Tullow Hesitates over Namibia Block

UK independent Tullow Oil has been granted one more week to decide whether or not it will pull out of the Namibian offshore PEL 0037 exploration licence, according to fellow licensee Pancontinental. Like many other upstream firms, Tullow has been looking to reduce expenditure worldwide.

In a statement on April 1, the Australian explorer said that it agreed with Tullow in June 2015 to extend the date by when Tullow could come to its decision until March 31. "Tullow has now requested a further extension by when Tullow can elect to withdraw or continue in the licence. Pancontinental has agreed to extend the decision date to April 7 2016," said the latter's company secretary Vesna Petrovic. Tullow declined to comment about the Pancontinental announcement.

"Offshore Namibia has the potential to hold very large oil and gas reserves and it is significantly under-explored" says Pancontinental on its website, claiming that PEL 0037 has "prospective resources of 8.7bn bbls". It has a 30% interest in the licence, while 5% is held by Paragon Holdings based in the Namibian capital Windhoek.

PEL 0037 comprises three blocks covering a total of 17,295km2. It is north of the Wingat-1 oil discovery made in 2013 by Brazilian operator HRT in adjacent licence PEL 23; the find however was later declared uncommercial. Moreover Repsol bowed out as operator of nearby licence 0010 in 2015.

Tullow also has a non-operated interest in PEL 0030 licence, adjacent to the north of PEL 0037. 

In 2014 Tullow was also operator with a 31% stake alongside Namibian state-owned Namcor (54%) and Japan's Itochu (15%) of the Kudu offshore gas discovery (production licence 003) near the maritime border with South Africa.
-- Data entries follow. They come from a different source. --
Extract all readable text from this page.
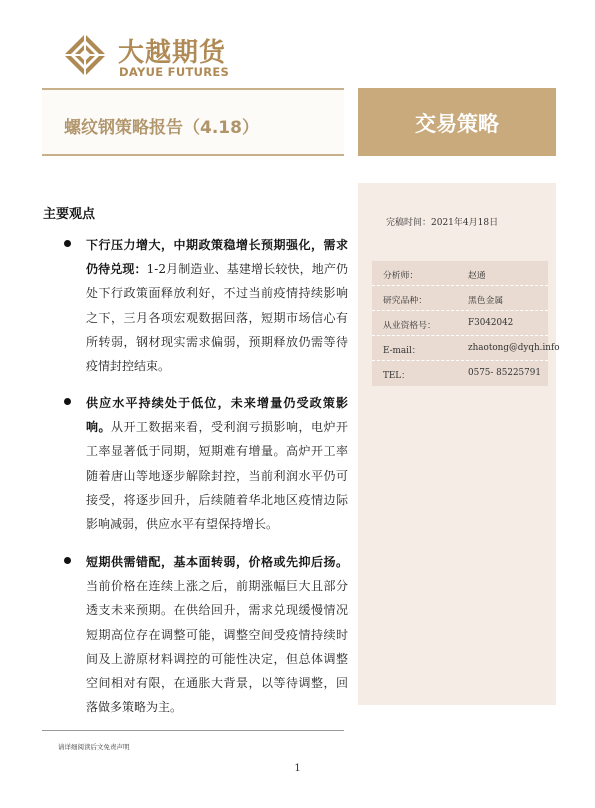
大越期货
DAYUE FUTURES
螺纹钢策略报告（4.18）	交易策略
完稿时间：2021年4月18日
分析师：	赵通
研究品种：	黑色金属
从业资格号：	F3042042
E-mail：	zhaotong@dyqh.info
TEL：	0575- 85225791
主要观点
下行压力增大，中期政策稳增长预期强化，需求仍待兑现：1-2月制造业、基建增长较快，地产仍处下行政策面释放利好，不过当前疫情持续影响之下，三月各项宏观数据回落，短期市场信心有所转弱，钢材现实需求偏弱，预期释放仍需等待疫情封控结束。
供应水平持续处于低位，未来增量仍受政策影响。从开工数据来看，受利润亏损影响，电炉开工率显著低于同期，短期难有增量。高炉开工率随着唐山等地逐步解除封控，当前利润水平仍可接受，将逐步回升，后续随着华北地区疫情边际影响减弱，供应水平有望保持增长。
短期供需错配，基本面转弱，价格或先抑后扬。当前价格在连续上涨之后，前期涨幅巨大且部分透支未来预期。在供给回升，需求兑现缓慢情况短期高位存在调整可能，调整空间受疫情持续时间及上游原材料调控的可能性决定，但总体调整空间相对有限，在通胀大背景，以等待调整，回落做多策略为主。
请详细阅读后文免责声明
1
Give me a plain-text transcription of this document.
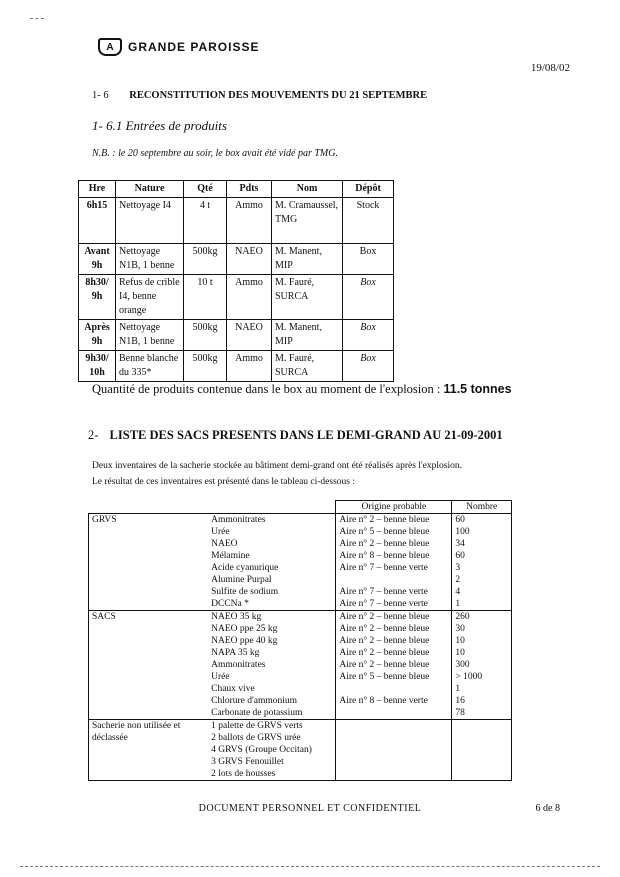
A	GRANDE PAROISSE
19/08/02
1- 6 RECONSTITUTION DES MOUVEMENTS DU 21 SEPTEMBRE
1- 6.1 Entrées de produits
N.B. : le 20 septembre au soir, le box avait été vidé par TMG.
Hre	Nature	Qté	Pdts	Nom	Dépôt
6h15	Nettoyage I4	4 t	Ammo	M. Cramaussel, TMG	Stock
Avant 9h	Nettoyage N1B, 1 benne	500kg	NAEO	M. Manent, MIP	Box
8h30/ 9h	Refus de crible I4, benne orange	10 t	Ammo	M. Fauré, SURCA	Box
Après 9h	Nettoyage N1B, 1 benne	500kg	NAEO	M. Manent, MIP	Box
9h30/ 10h	Benne blanche du 335*	500kg	Ammo	M. Fauré, SURCA	Box
Quantité de produits contenue dans le box au moment de l'explosion : 11.5 tonnes
2- LISTE DES SACS PRESENTS DANS LE DEMI-GRAND AU 21-09-2001
Deux inventaires de la sacherie stockée au bâtiment demi-grand ont été réalisés après l'explosion.
Le résultat de ces inventaires est présenté dans le tableau ci-dessous :
		Origine probable	Nombre
GRVS	Ammonitrates	Aire n° 2 – benne bleue	60
	Urée	Aire n° 5 – benne bleue	100
	NAEO	Aire n° 2 – benne bleue	34
	Mélamine	Aire n° 8 – benne bleue	60
	Acide cyanurique	Aire n° 7 – benne verte	3
	Alumine Purpal		2
	Sulfite de sodium	Aire n° 7 – benne verte	4
	DCCNa *	Aire n° 7 – benne verte	1
SACS	NAEO 35 kg	Aire n° 2 – benne bleue	260
	NAEO ppe 25 kg	Aire n° 2 – benne bleue	30
	NAEO ppe 40 kg	Aire n° 2 – benne bleue	10
	NAPA 35 kg	Aire n° 2 – benne bleue	10
	Ammonitrates	Aire n° 2 – benne bleue	300
	Urée	Aire n° 5 – benne bleue	> 1000
	Chaux vive		1
	Chlorure d'ammonium	Aire n° 8 – benne verte	16
	Carbonate de potassium		78
Sacherie non utilisée et déclassée	1 palette de GRVS verts		
	2 ballots de GRVS urée		
	4 GRVS (Groupe Occitan)		
	3 GRVS Fenouillet		
	2 lots de housses		
DOCUMENT PERSONNEL ET CONFIDENTIEL	6 de 8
However in November 2014, Tullow said it would "not be investing capital in the development as other projects currently rank higher in the capital allocation process" although it said it would assist the government if it wished to progress the field. A spokesman for Tullow told NGA this April 1 that it relinquished its Kudu interest early in 2015 in favour of Namcor, which became operator. In August 2015 however, when Itochu also said it would exit Kudu, Tullow was reported to be still transferring operatorship to Namcor.
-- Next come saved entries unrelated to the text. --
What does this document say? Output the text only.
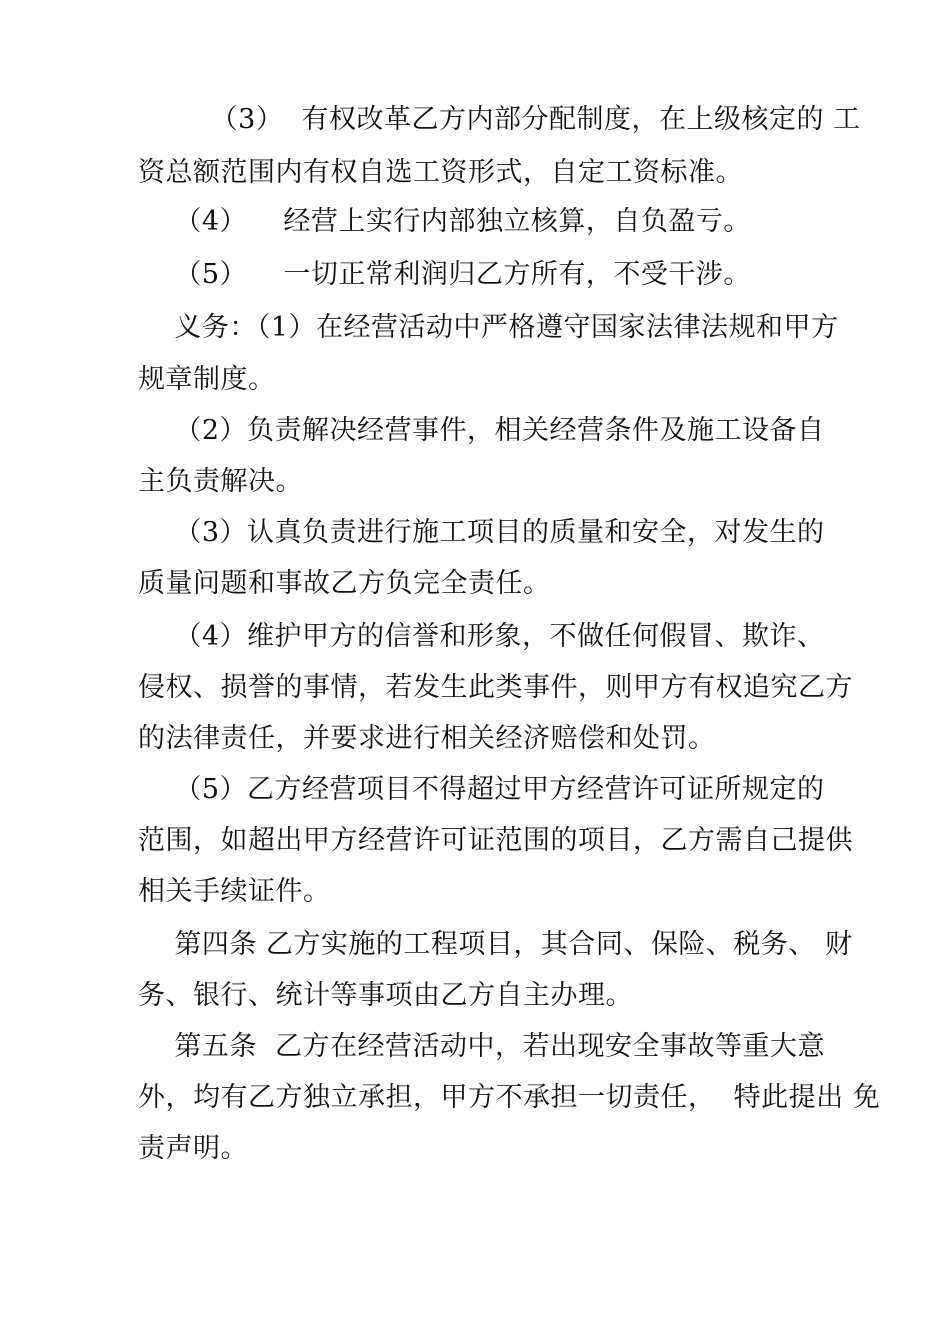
（3）  有权改革乙方内部分配制度，在上级核定的 工
资总额范围内有权自选工资形式，自定工资标准。
（4）    经营上实行内部独立核算，自负盈亏。
（5）    一切正常利润归乙方所有，不受干涉。
义务：（1）在经营活动中严格遵守国家法律法规和甲方
规章制度。
（2）负责解决经营事件，相关经营条件及施工设备自
主负责解决。
（3）认真负责进行施工项目的质量和安全，对发生的
质量问题和事故乙方负完全责任。
（4）维护甲方的信誉和形象，不做任何假冒、欺诈、
侵权、损誉的事情，若发生此类事件，则甲方有权追究乙方
的法律责任，并要求进行相关经济赔偿和处罚。
（5）乙方经营项目不得超过甲方经营许可证所规定的
范围，如超出甲方经营许可证范围的项目，乙方需自己提供
相关手续证件。
第四条 乙方实施的工程项目，其合同、保险、税务、 财
务、银行、统计等事项由乙方自主办理。
第五条  乙方在经营活动中，若出现安全事故等重大意
外，均有乙方独立承担，甲方不承担一切责任，  特此提出 免
责声明。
Namcor's website says that, to date, eight wells have been drilled on the Kudu field and that it has 1.45 trillion ft3 (41.1bn m3) of proven reserves. The field, which was discovered in 1974 by Chevron, has in the past decade been considered for a potential 'gas-by-wire' venture serving Namibia and South Africa (by Tullow, alongside Russia's Gazprom which was a co-licensee in 2009-11). Last November Reuters reported that Namcor said that a final investment decision might be taken in mid-2016 on Kudu, based on a floating production system. However the project still looks uncertain.